BP is asking a federal judge to cap the amount of Gulf oil spill-related fines it must pay at $12 billion, which is almost a third less than the amount U.S. prosecutors are seeking from the company.
On Friday, BP argued in court papers that the Environmental Protection Agency and the Coast Guard didn’t have the authority to raise spill-related fines above the $3,000-per-barrel Clean Water Act cap for environmental liabilities. The Coast Guard has determined that BP could pay up to $4,000 per barrel for the spill, and the EPA has set the fines at up to $4,400 per barrel — an amount that, if the judge rules it’s appropriate, would trigger up to $18 billion in fines for BP. Though BP set aside $43 billion for overall oil spill costs, including cleanup and compensation, it set aside only $3.5 billion for Clean Water Act fines.

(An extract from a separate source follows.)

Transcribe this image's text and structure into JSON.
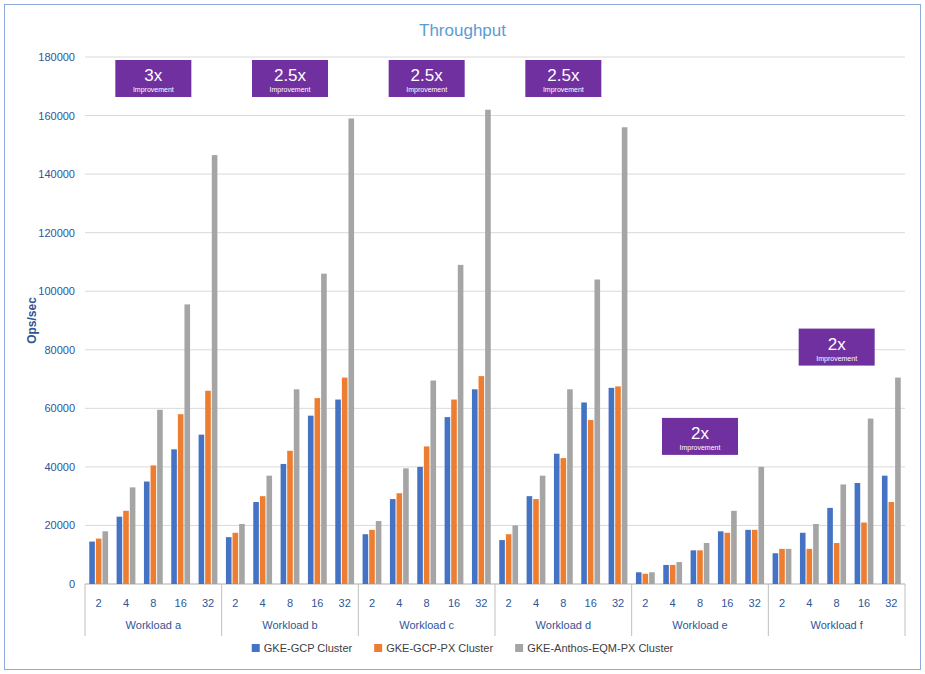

“It cannot be the law that 20 or more federal agencies all simultaneously possess the power to inflate the civil penalty amounts,” BP wrote in court documents to U.S. District Judge Carl Barbier. “That would be a recipe for legal chaos.”
BP maintains that its response to the spill, which ended up being a multibillion dollar effort, means that “nothing even approaching the maximum penalty should be awarded once the court hears and weighs all relevant facts.”
BP also tried last month to avoid some of the steeper fines associated with the Deepwater Horizon oil spill, which killed 11 people and spilled an estimated 4.9 million barrels of oil into the Gulf of Mexico in 2010. In September, Judge Barbier found that BP was grossly negligent in its role in the oil spill, and that the company was responsible for 67 percent of the blame for the spill. That “gross negligence” ruling opened BP up to the maximum $18 billion in fines, which could be handed down to the company if the judge finds that, as prosecutors argue, the disaster spilled more than 4 million gallons into the Gulf.
Last month, BP appealed that ruling, saying that it wanted a new trial to determine whether or not it had been grossly negligent — but last week, Judge Barbier refused to re-visit the ruling.
Scientists are still working to determine the impact the Deepwater Horizon oil spill had on the Gulf, but some of the findings so far have been grim. Last month, a study discovered a 1,235-square-mile “bathub ring” of oil on the deep ocean’s floor, an oily patch that’s about twice the size of the city of Houston, Texas. That finding came just days after BP argued in Politico that it “didn’t ruin the Gulf.”